About Acapulco Gold Corp.
Acapulco Gold Corp, and its wholly owned Mexico subsidiary Empresa Minera Acagold,S.A. de C.V., is a private corporation which has entered into an agreement for 100% interest in two drill-ready high-potential copper-gold volcanogenic massive sulfide (VMS) properties (Riqueza Marina and Zaachila) in the state of Oaxaca, and a third high-potential gold property (El Rescate) in the state of Puebla. The Oaxaca projects incorporate the most highly prospective areas of high-grade copper mineralized surface exposures (‘gossans’) and prominent gravity anomalies along an emerging copper-gold VMS belt that includes Minaurum Gold’s Santa Marta project.
Disclaimer
Investors are cautioned that, except as disclosed in the Filing Statement prepared in connection with the Qualifying Transaction, any information released or received with respect to the Qualifying Transaction may not be accurate or complete and should not be relied upon. Trading in the securities of the Company should be considered highly speculative.

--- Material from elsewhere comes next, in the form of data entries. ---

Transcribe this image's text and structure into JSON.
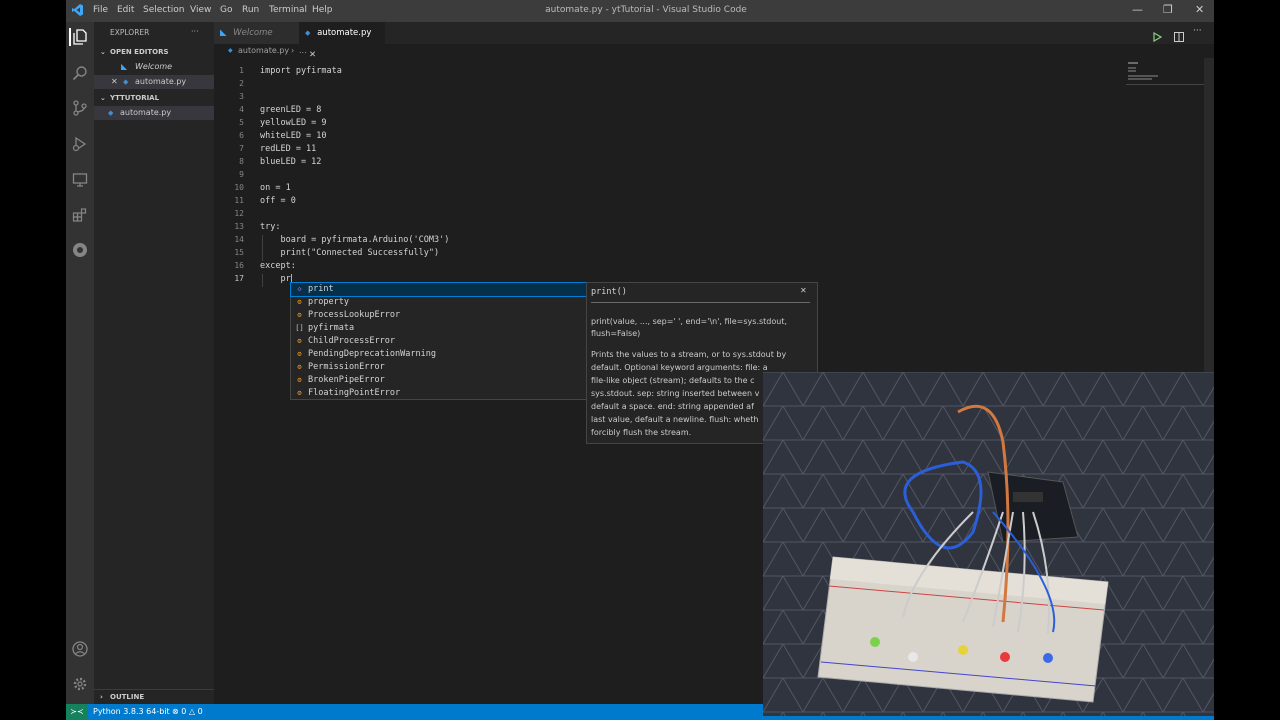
{
  "window": {
    "title": "automate.py - ytTutorial - Visual Studio Code",
    "menu": [
      "File",
      "Edit",
      "Selection",
      "View",
      "Go",
      "Run",
      "Terminal",
      "Help"
    ],
    "controls": [
      "—",
      "❐",
      "✕"
    ]
  },
  "sidebar": {
    "header": "EXPLORER",
    "more": "···",
    "open_editors_title": "OPEN EDITORS",
    "open_editors": [
      {
        "label": "Welcome",
        "close": ""
      },
      {
        "label": "automate.py",
        "close": "✕"
      }
    ],
    "folder_title": "YTTUTORIAL",
    "files": [
      "automate.py"
    ],
    "outline_title": "OUTLINE"
  },
  "tabs": [
    {
      "label": "Welcome",
      "close": ""
    },
    {
      "label": "automate.py",
      "close": "✕"
    }
  ],
  "breadcrumb": {
    "file": "automate.py",
    "sep": "›",
    "more": "..."
  },
  "editor": {
    "line_numbers": [
      "1",
      "2",
      "3",
      "4",
      "5",
      "6",
      "7",
      "8",
      "9",
      "10",
      "11",
      "12",
      "13",
      "14",
      "15",
      "16",
      "17"
    ],
    "lines": [
      "import pyfirmata",
      "",
      "",
      "greenLED = 8",
      "yellowLED = 9",
      "whiteLED = 10",
      "redLED = 11",
      "blueLED = 12",
      "",
      "on = 1",
      "off = 0",
      "",
      "try:",
      "    board = pyfirmata.Arduino('COM3')",
      "    print(\"Connected Successfully\")",
      "except:",
      "    pr"
    ]
  },
  "suggestions": [
    {
      "label": "print",
      "kind": "function",
      "icon": "◇"
    },
    {
      "label": "property",
      "kind": "class",
      "icon": "⚙"
    },
    {
      "label": "ProcessLookupError",
      "kind": "class",
      "icon": "⚙"
    },
    {
      "label": "pyfirmata",
      "kind": "module",
      "icon": "[]"
    },
    {
      "label": "ChildProcessError",
      "kind": "class",
      "icon": "⚙"
    },
    {
      "label": "PendingDeprecationWarning",
      "kind": "class",
      "icon": "⚙"
    },
    {
      "label": "PermissionError",
      "kind": "class",
      "icon": "⚙"
    },
    {
      "label": "BrokenPipeError",
      "kind": "class",
      "icon": "⚙"
    },
    {
      "label": "FloatingPointError",
      "kind": "class",
      "icon": "⚙"
    }
  ],
  "detail": {
    "title": "print()",
    "close": "✕",
    "signature": "print(value, ..., sep=' ', end='\\n', file=sys.stdout, flush=False)",
    "doc_lines": [
      "Prints the values to a stream, or to sys.stdout by",
      "default. Optional keyword arguments: file: a",
      "file-like object (stream); defaults to the c",
      "sys.stdout. sep: string inserted between v",
      "default a space. end: string appended af",
      "last value, default a newline. flush: wheth",
      "forcibly flush the stream."
    ]
  },
  "status": {
    "interpreter": "Python 3.8.3 64-bit",
    "errors": "0",
    "warnings": "0"
  },
  "colors": {
    "accent": "#007acc",
    "editor_bg": "#1e1e1e",
    "sidebar_bg": "#252526",
    "titlebar_bg": "#3c3c3c"
  }
}
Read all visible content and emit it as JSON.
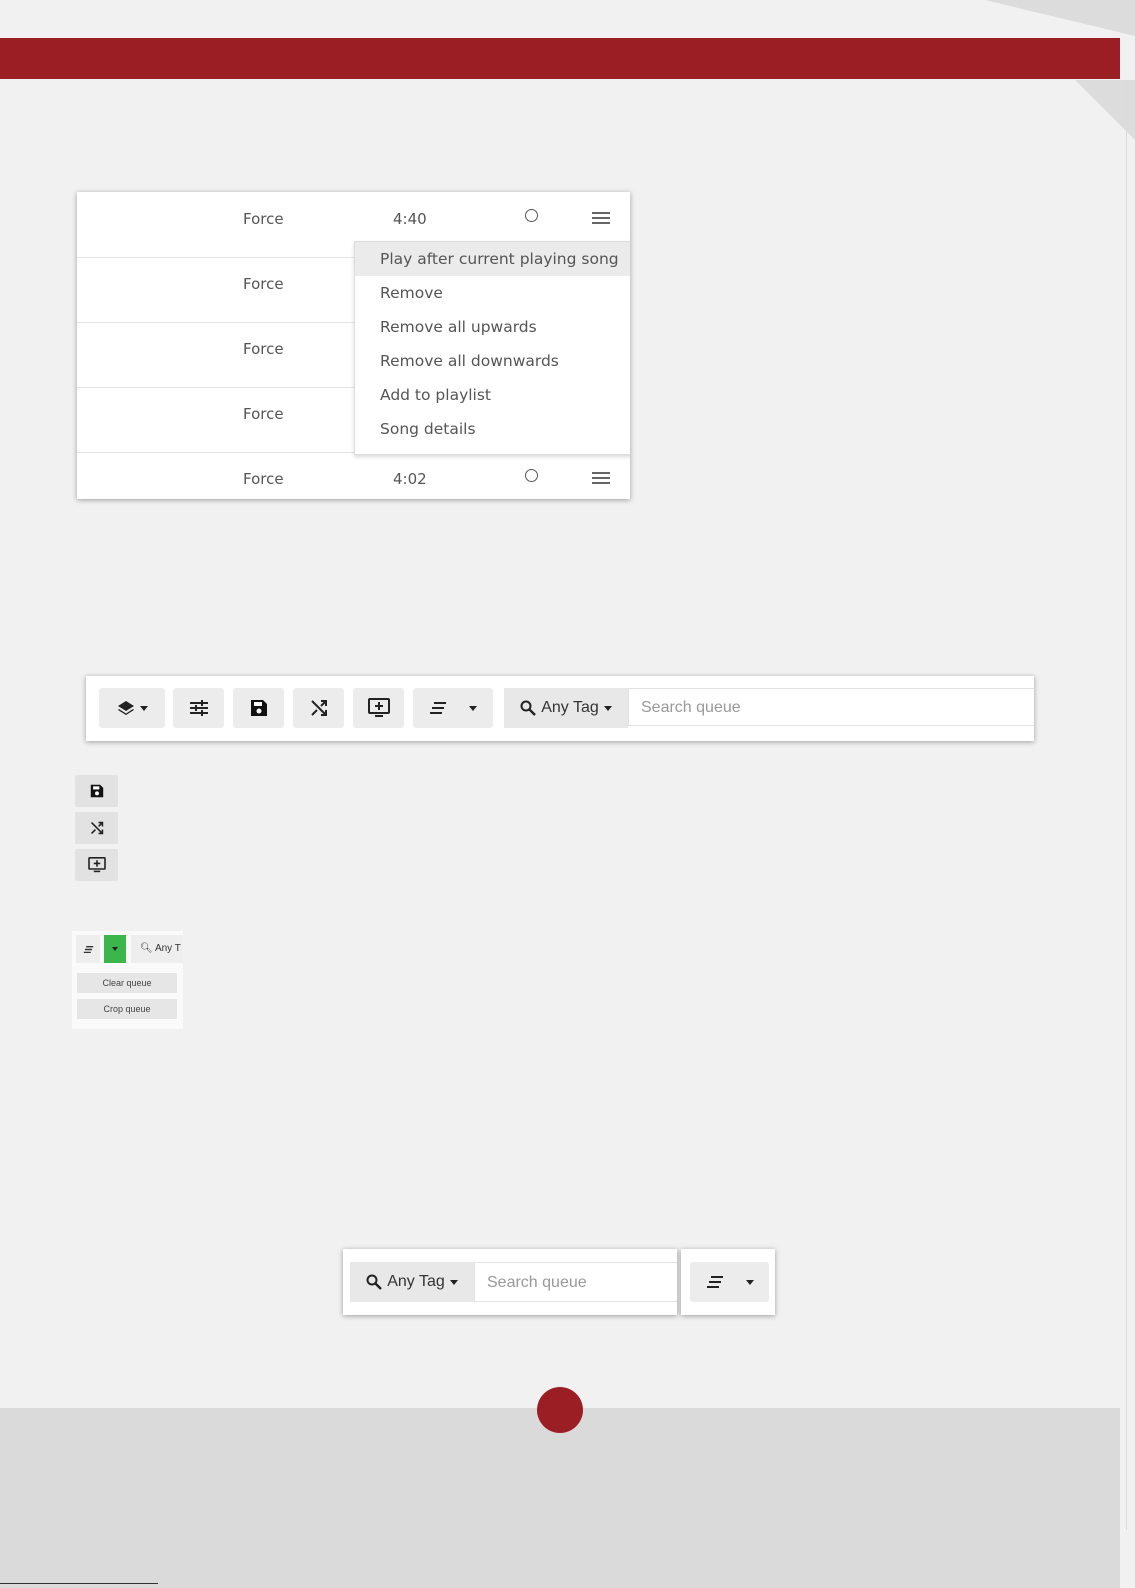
{
  "queue_table": {
    "rows": [
      {
        "artist": "Force",
        "duration": "4:40"
      },
      {
        "artist": "Force",
        "duration": ""
      },
      {
        "artist": "Force",
        "duration": ""
      },
      {
        "artist": "Force",
        "duration": ""
      },
      {
        "artist": "Force",
        "duration": "4:02"
      }
    ],
    "context_menu": [
      "Play after current playing song",
      "Remove",
      "Remove all upwards",
      "Remove all downwards",
      "Add to playlist",
      "Song details"
    ]
  },
  "toolbar": {
    "search_tag_label": "Any Tag",
    "search_placeholder": "Search queue",
    "icons": [
      "layers-icon",
      "sliders-icon",
      "save-icon",
      "shuffle-icon",
      "add-to-screen-icon",
      "sort-icon"
    ]
  },
  "queue_dropdown": {
    "search_label": "Any T",
    "items": [
      "Clear queue",
      "Crop queue"
    ],
    "accent": "#3cb54a"
  },
  "search_bar": {
    "tag_label": "Any Tag",
    "placeholder": "Search queue"
  },
  "colors": {
    "brand_red": "#9a1e24",
    "footer_gray": "#dadada"
  }
}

The TSXV has in no way passed upon the merits of the Qualifying Transaction and has neither approved nor disapproved the contents of this news release.
Neither the Exchange nor its Regulation Service Provider (as defined policies of the Exchange) accepts responsibility for the adequacy or accuracy of this press release.
This news release shall not constitute an offer to sell or the solicitation of an offer to buy any securities in any jurisdiction. Any securities referred to herein have not been, nor will they be, registered under the United States Securities Act of 1933, as amended, and may not be offered or sold in the United States or to a U.S. Person absent registration or an applicable exemption from the registration requirements of the United States Securities Act of 1933, as amended, and applicable state securities laws.
Forward-Looking Statements
This press release may contain certain forward-looking information and statements (“forward-looking information”) within the meaning of applicable Canadian securities legislation, that are not based on historical fact, including without limitation statements containing the words “believes”, “anticipates”, “plans”, “intends”, “will”, “should”, “expects”, “continue”, “estimate”, “forecasts” and other similar expressions. Readers are cautioned to not place undue reliance on forward-looking information. Actual results and developments may differ materially from those contemplated by these statements. The Company undertakes no obligation to comment analyses, expectations or statements made by third-parties in respect of the Company, its securities, or financial or operating results (as applicable). Although the Company believes that the expectations reflected in forward-looking information in this press release are reasonable, such forward-looking information has been based on expectations, factors and assumptions concerning future events which may prove to be inaccurate and are subject to numerous risks and uncertainties, certain of which are beyond the Company’s control, including the risk factors discussed in the Filing Statement which are incorporated herein by reference and are available through SEDAR at www.sedar.com. The forward-looking information contained in this press release are expressly qualified by this cautionary statement and are made as of the date hereof. The Company disclaims any intention and has no obligation or responsibility, except as required by law, to update or revise any forward-looking information, whether as a result of new information, future events or otherwise.